Lastly, there are other pollutants that seep into groundwater, then the lake, from surrounding homes; fluids washed from driveways; chemicals used on lawns, gardens or in home maintenance, etc.

Over the past decade, the lake’s water quality has been found to have low dissolved oxygen levels, which can threaten aquatic life. It’s tested high for E.coli bacteria at times. Residents have reported increasing sediment and weeds spreading on the lake’s bottom, and intensifying levels of stormwater runoff.

All of that concern helps inform the multi-year effort to enact new zoning regulations near the lake, which failed last week at the polls. The so-called “steep slope” district proposed by the Chesterfield Planning Board would have prohibited development — other than building a new driveway, expanding an existing structure and some forestry activities — on any slope of more than 15 degrees. On slopes of more than 20 degrees, it would be more restrictive still.

Planning board member John Koopman, one of the plan’s advocates, said it would limit construction projects in the Spofford Lake watershed that cause soil erosion to seep into the lake and help invasive species grow. “It’s a bowl,” Koopman told The Sentinel’s Caleb Symons. “Everything that goes down that hill goes right into the lake.”

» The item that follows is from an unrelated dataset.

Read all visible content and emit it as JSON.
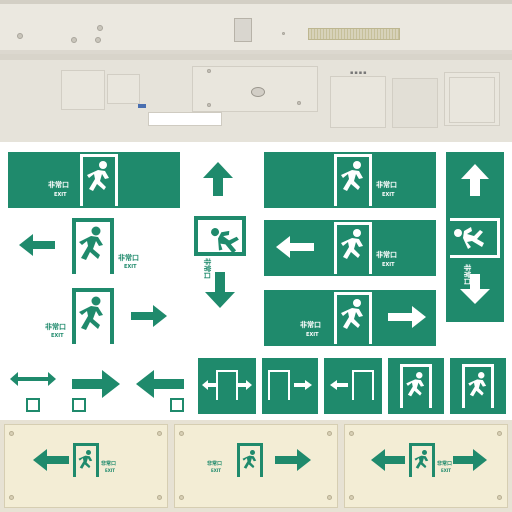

The idea seems sound, but it didn’t arise in a vacuum. It seems pretty apparent the zone was intended to prevent the development of housing on what is now Pine Grove Springs Golf Course. That facility sits on hilly slopes a few hundred yards from the lake’s western shoreline. Supporters of the zoning change say the site’s owner is in debt and needs to sell, perhaps to a developer.

That owner, Bob Maibusch, says he won’t sell the land as anything but a golf course. He also contends the zone would be counter-productive, limiting responsible development within its boundaries. Advocates scoff at that.

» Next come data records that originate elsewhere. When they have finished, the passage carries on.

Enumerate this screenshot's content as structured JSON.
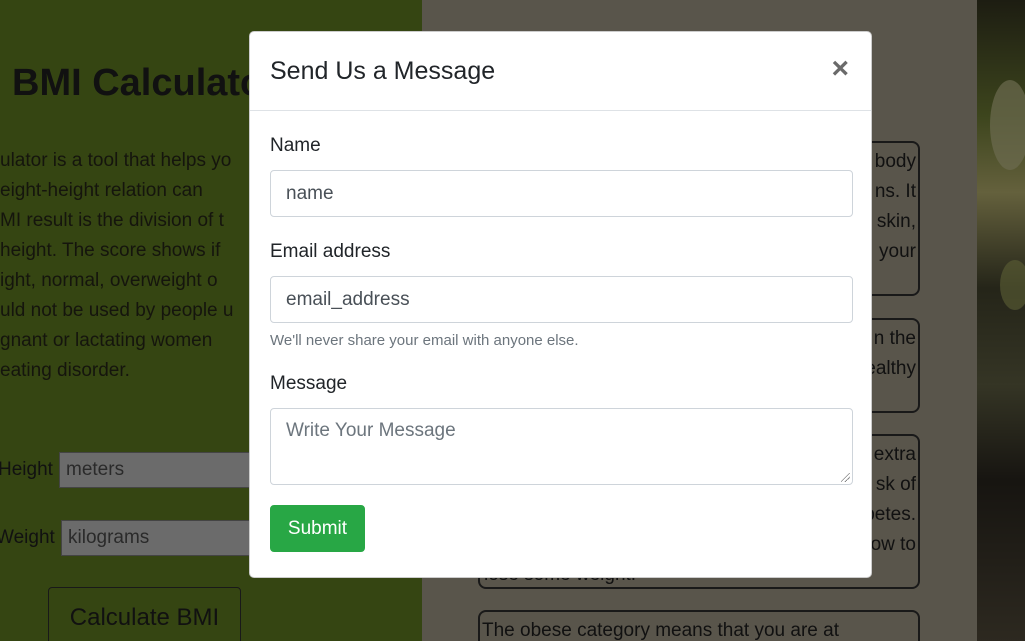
{
  "background": {
    "bmi_title": "BMI Calculato",
    "bmi_description_lines": [
      "ulator is a tool that helps yo",
      "eight-height  relation  can",
      "MI result is the division of t",
      " height. The score shows if",
      "ight,  normal,  overweight  o",
      "uld not be used by people u",
      "gnant  or  lactating  women",
      "eating disorder."
    ],
    "height_label": "Height",
    "height_placeholder": "meters",
    "weight_label": "Weight",
    "weight_placeholder": "kilograms",
    "calculate_button": "Calculate BMI",
    "info_cards": [
      {
        "lines": [
          "body",
          "ns. It",
          "skin,",
          "your"
        ]
      },
      {
        "lines": [
          "n the",
          "ealthy"
        ]
      },
      {
        "lines": [
          "extra",
          "sk of",
          "betes.",
          "ow to",
          "lose some weight."
        ]
      },
      {
        "lines": [
          "The  obese  category  means  that  you  are  at"
        ]
      }
    ],
    "colors": {
      "left_panel": "#6a8a24",
      "right_panel": "#b3aa96"
    }
  },
  "modal": {
    "title": "Send Us a Message",
    "close_symbol": "×",
    "name_label": "Name",
    "name_placeholder": "name",
    "email_label": "Email address",
    "email_placeholder": "email_address",
    "email_help": "We'll never share your email with anyone else.",
    "message_label": "Message",
    "message_placeholder": "Write Your Message",
    "submit_label": "Submit",
    "colors": {
      "submit": "#28a745"
    }
  }
}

We don’t know what the environmental effects would truly be. Perhaps housing would be a better environmental choice than a golf course, which presumably treats its greens and fairways, and which is constantly mowing and trimming with mechanical equipment that could leak oil or gas. Maybe not.

Ultimately, the issue is one of property. Those with homes around the lake may favor the zoning change because it would protect the lake and, thus, their investments. Others may see it as an infringement on property rights that would apply not only to the golf course (to attempt to restrict only that site would be blatant spot zoning, which is illegal).

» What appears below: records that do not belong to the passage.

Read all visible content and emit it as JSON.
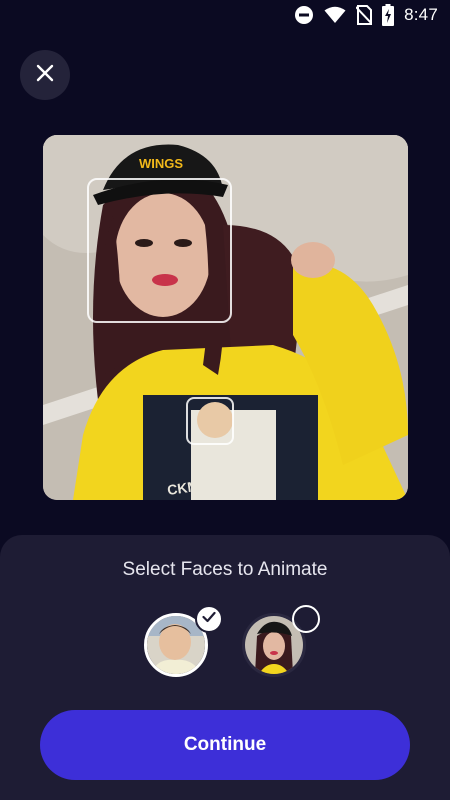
{
  "status_bar": {
    "time": "8:47",
    "icons": [
      "do-not-disturb-icon",
      "wifi-icon",
      "no-sim-icon",
      "battery-charging-icon"
    ]
  },
  "header": {
    "close_icon": "close-icon"
  },
  "photo": {
    "cap_text": "WINGS",
    "shirt_text": "CKMAN"
  },
  "sheet": {
    "title": "Select Faces to Animate",
    "faces": [
      {
        "name": "face-older-man",
        "selected": true
      },
      {
        "name": "face-woman-cap",
        "selected": false
      }
    ],
    "continue_label": "Continue"
  },
  "colors": {
    "background": "#0b0a22",
    "sheet": "#1e1c34",
    "accent": "#3d2fd8",
    "close_button": "#24233a"
  }
}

In any event, voters killed the zoning change at the ballot box March 9, by a convincing margin: 608-242. That was followed by proponents saying they plan to revise the measure and reintroduce it next year. One of the takeaways at the polls was that many voters felt they hadn’t heard enough about the plan and wanted a delay. Though Koopman said the planning board had been working on it for three years and held public meetings, he also noted a willingness to tweak the ordinance.

And that may be the best outcome. Now, people in town are aware of the issue. And proponents of the plan know better what the sticking points are. Hopefully, come next town meeting day, a new proposal will be on the ballot that more residents feel they can support while still protecting the lake.